Quando nasci um anjo esbelto,
desses que tocam trombeta, anunciou:
vai carregar bandeira.
Cargo muito pesado pra mulher,
esta espécie ainda envergonhada.
Aceito os subterfúgios que me cabem,
sem precisar mentir.
Não sou feia que não possa casar,
acho o Rio de Janeiro uma beleza e
ora sim, ora não, creio em parto sem dor.
Mas o que sinto escrevo. Cumpro a sina.
Inauguro linhagens, fundo reinos
- dor não é amargura.
Minha tristeza não tem pedigree,
já a minha vontade de alegria,
sua raiz vai ao meu mil avô.
Vai ser coxo na vida é maldição pra homem.
Mulher é desdobrável.

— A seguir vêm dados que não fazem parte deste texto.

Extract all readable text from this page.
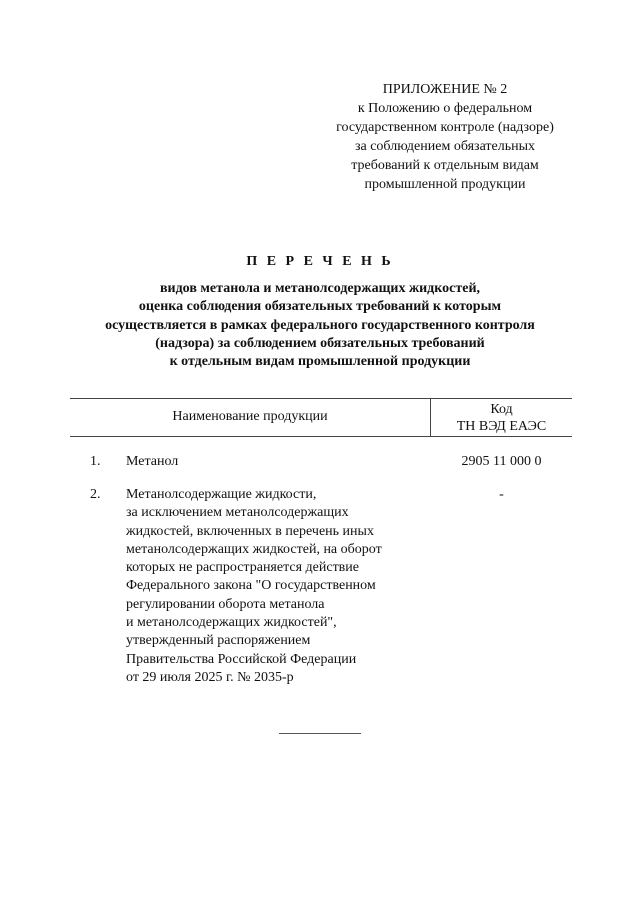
ПРИЛОЖЕНИЕ № 2
к Положению о федеральном
государственном контроле (надзоре)
за соблюдением обязательных
требований к отдельным видам
промышленной продукции
П Е Р Е Ч Е Н Ь
видов метанола и метанолсодержащих жидкостей,
оценка соблюдения обязательных требований к которым
осуществляется в рамках федерального государственного контроля
(надзора) за соблюдением обязательных требований
к отдельным видам промышленной продукции
Наименование продукции	Код
ТН ВЭД ЕАЭС
1. Метанол	2905 11 000 0
2. Метанолсодержащие жидкости,
за исключением метанолсодержащих
жидкостей, включенных в перечень иных
метанолсодержащих жидкостей, на оборот
которых не распространяется действие
Федерального закона "О государственном
регулировании оборота метанола
и метанолсодержащих жидкостей",
утвержденный распоряжением
Правительства Российской Федерации
от 29 июля 2025 г. № 2035-р
-
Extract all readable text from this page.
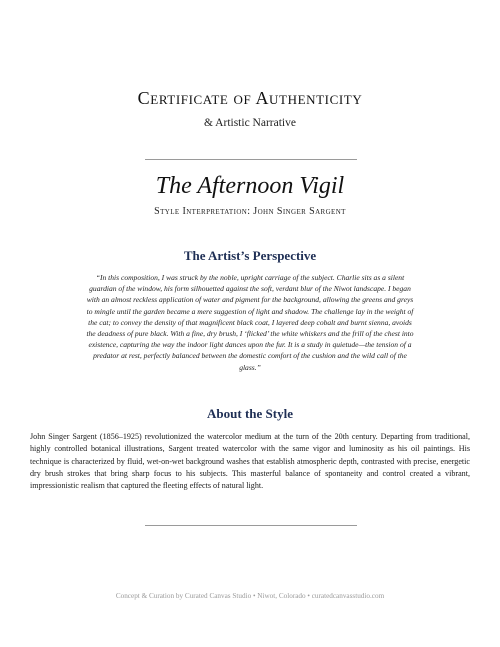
Certificate of Authenticity
& Artistic Narrative
The Afternoon Vigil
Style Interpretation: John Singer Sargent
The Artist’s Perspective
“In this composition, I was struck by the noble, upright carriage of the subject. Charlie sits as a silent guardian of the window, his form silhouetted against the soft, verdant blur of the Niwot landscape. I began with an almost reckless application of water and pigment for the background, allowing the greens and greys to mingle until the garden became a mere suggestion of light and shadow. The challenge lay in the weight of the cat; to convey the density of that magnificent black coat, I layered deep cobalt and burnt sienna, avoids the deadness of pure black. With a fine, dry brush, I ‘flicked’ the white whiskers and the frill of the chest into existence, capturing the way the indoor light dances upon the fur. It is a study in quietude—the tension of a predator at rest, perfectly balanced between the domestic comfort of the cushion and the wild call of the glass.”
About the Style
John Singer Sargent (1856–1925) revolutionized the watercolor medium at the turn of the 20th century. Departing from traditional, highly controlled botanical illustrations, Sargent treated watercolor with the same vigor and luminosity as his oil paintings. His technique is characterized by fluid, wet-on-wet background washes that establish atmospheric depth, contrasted with precise, energetic dry brush strokes that bring sharp focus to his subjects. This masterful balance of spontaneity and control created a vibrant, impressionistic realism that captured the fleeting effects of natural light.
Concept & Curation by Curated Canvas Studio • Niwot, Colorado • curatedcanvasstudio.com
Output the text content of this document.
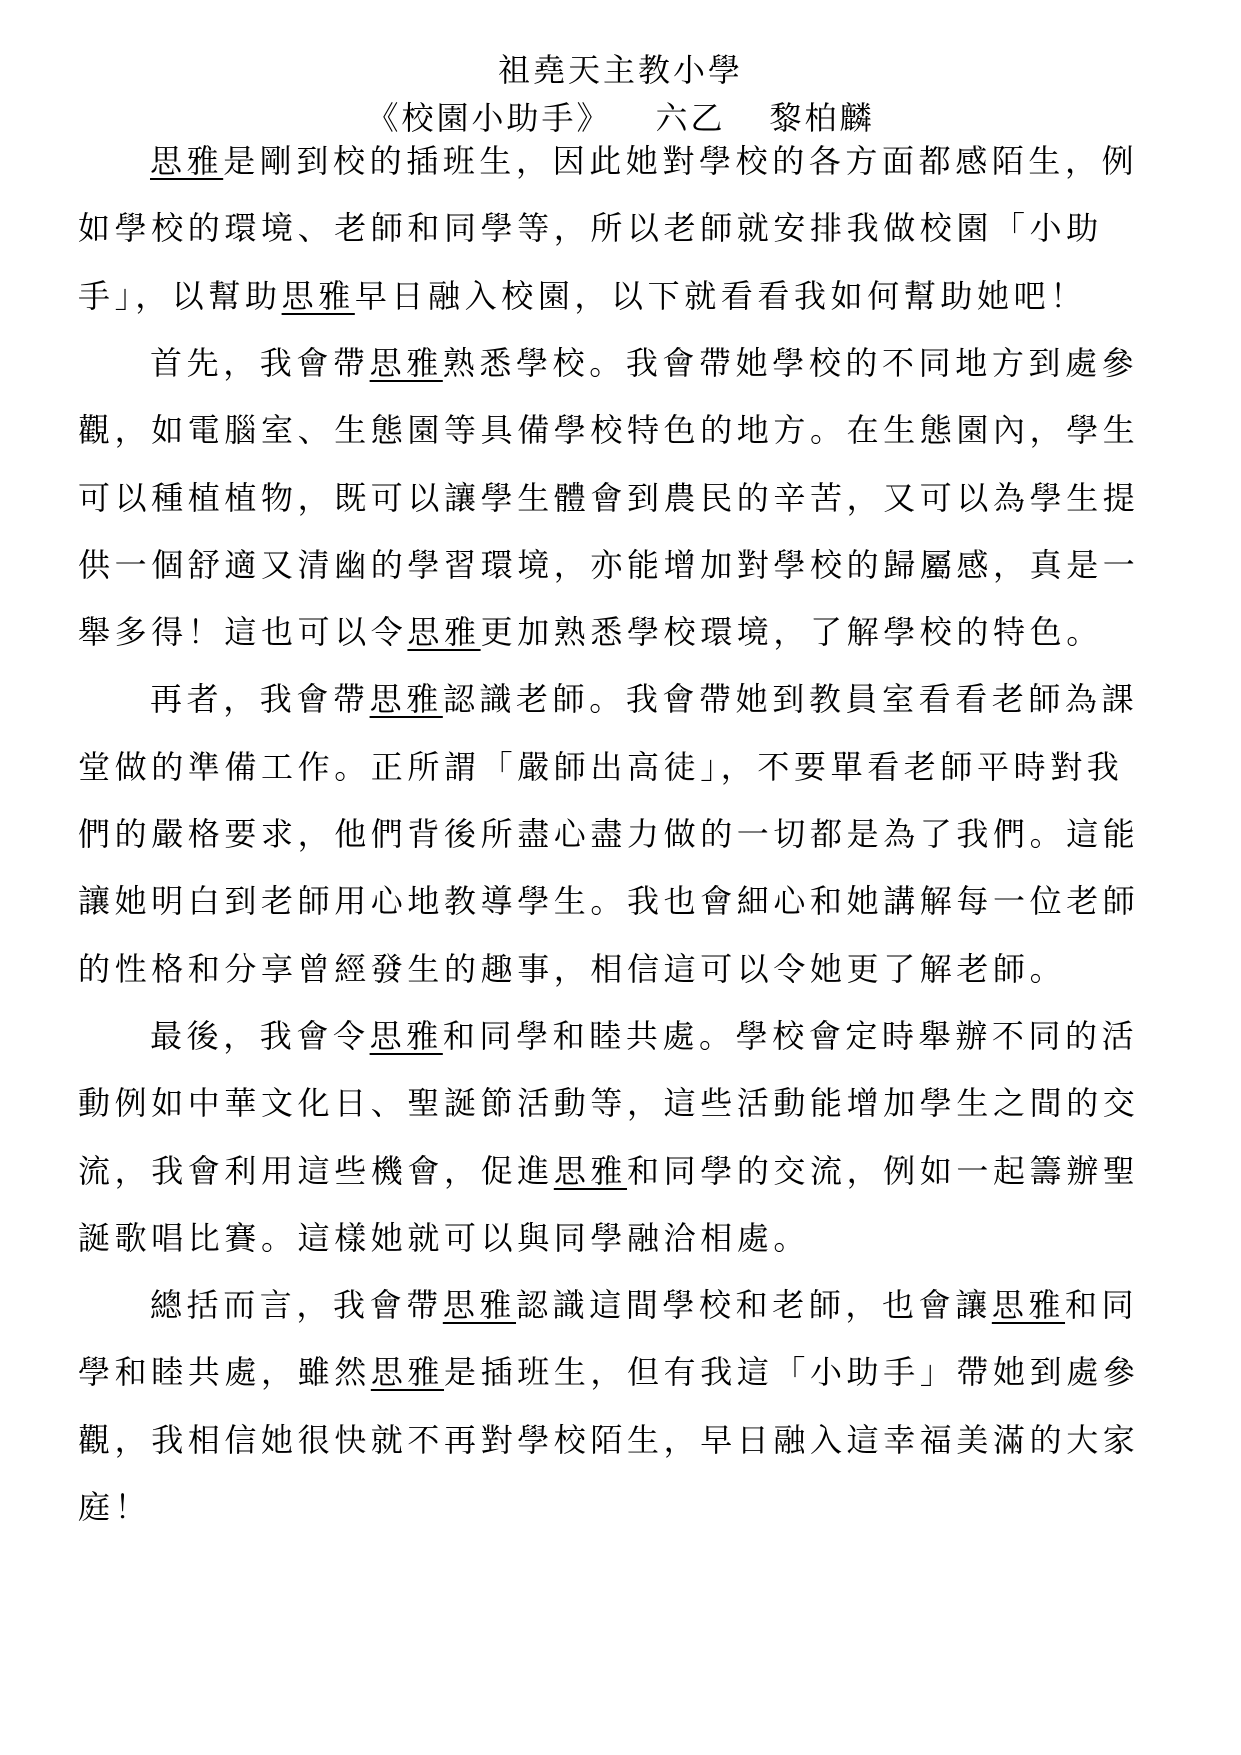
祖堯天主教小學
《校園小助手》 六乙 黎柏麟
思雅是剛到校的插班生，因此她對學校的各方面都感陌生，例
如學校的環境、老師和同學等，所以老師就安排我做校園「小助
手」，以幫助思雅早日融入校園，以下就看看我如何幫助她吧！
首先，我會帶思雅熟悉學校。我會帶她學校的不同地方到處參
觀，如電腦室、生態園等具備學校特色的地方。在生態園內，學生
可以種植植物，既可以讓學生體會到農民的辛苦，又可以為學生提
供一個舒適又清幽的學習環境，亦能增加對學校的歸屬感，真是一
舉多得！這也可以令思雅更加熟悉學校環境，了解學校的特色。
再者，我會帶思雅認識老師。我會帶她到教員室看看老師為課
堂做的準備工作。正所謂「嚴師出高徒」，不要單看老師平時對我
們的嚴格要求，他們背後所盡心盡力做的一切都是為了我們。這能
讓她明白到老師用心地教導學生。我也會細心和她講解每一位老師
的性格和分享曾經發生的趣事，相信這可以令她更了解老師。
最後，我會令思雅和同學和睦共處。學校會定時舉辦不同的活
動例如中華文化日、聖誕節活動等，這些活動能增加學生之間的交
流，我會利用這些機會，促進思雅和同學的交流，例如一起籌辦聖
誕歌唱比賽。這樣她就可以與同學融洽相處。
總括而言，我會帶思雅認識這間學校和老師，也會讓思雅和同
學和睦共處，雖然思雅是插班生，但有我這「小助手」帶她到處參
觀，我相信她很快就不再對學校陌生，早日融入這幸福美滿的大家
庭！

Eu sou.


Para comer depois

Na minha cidade, nos domingos de tarde,
as pessoas se põem na sombra com faca e laranjas.
Tomam a fresca e riem do rapaz de bicicleta,
A campainha desatada, o aro enfeitado de laranjas:
'Eh bobagem!'
Daqui a muito progresso tecno-ilógico,
quando for impossível detectar o domingo
pelo sumo das laranjas no ar e bicicletas,
em meu país de memória e sentimento,
basta fechar os olhos:
é domingo, é domingo, é domingo.

(de Bagagem, 1976)


Morte morreu

Quando o ano acinzenta-se em agosto
e chove sobre árvores
que mesmo antes das chuvas já reverdeceram,
da mesma estação levantam-se
nossos mortos queridos
e os passarinhos que ainda vão nascer.
"Ó morte, onde está tua vitória"?
Eh tempo bom, diz meu pai.
A mãe acalma-se,
tomam-se as providências sensatas.
Todos pra janela, espiar as goteiras:
"Chuva choveu, goteira pingou
pergunta o papudo se o papo molhou".
Pergunta a menina se a vida acabou.

(de Pelicano, 1987)


De amor

Assim que se é posto à prova,
na cinza do óbvio, quando
atrás de um caminhão vazando
o homem que pediu sua mão
informa:
'está transportando líquido'.
Podes virar santa se, em silêncio,
Pões de modo gentil a mão no joelho dele
Ou a rainha do inferno se invectivas:
Claro, se está pingando,
Querias que transportasse o quê?
Amar é sofrimento de decantação,
Produz ouro em pepitas,
Elixires de longa vida,
Nasce de seu acre
A árvore da juventude perpétua.
É como cuidar de um jardim,
quase imoral deleitar-se
com cheiro forte do esterco,
um cheiro ruim meio bom,
como disse o menino
quanto a porquinhos no chiqueiro.
É mais que violento o amor.

(de Oráculos de Maio, 1999)

[poemas retirados de Poesia Reunida, 10ª ed: editora Siciliano, São Paulo, 2001]
N' A Esquina do Rio evoca-se um pormenor que me fascinou na infância: too loora rai-hei.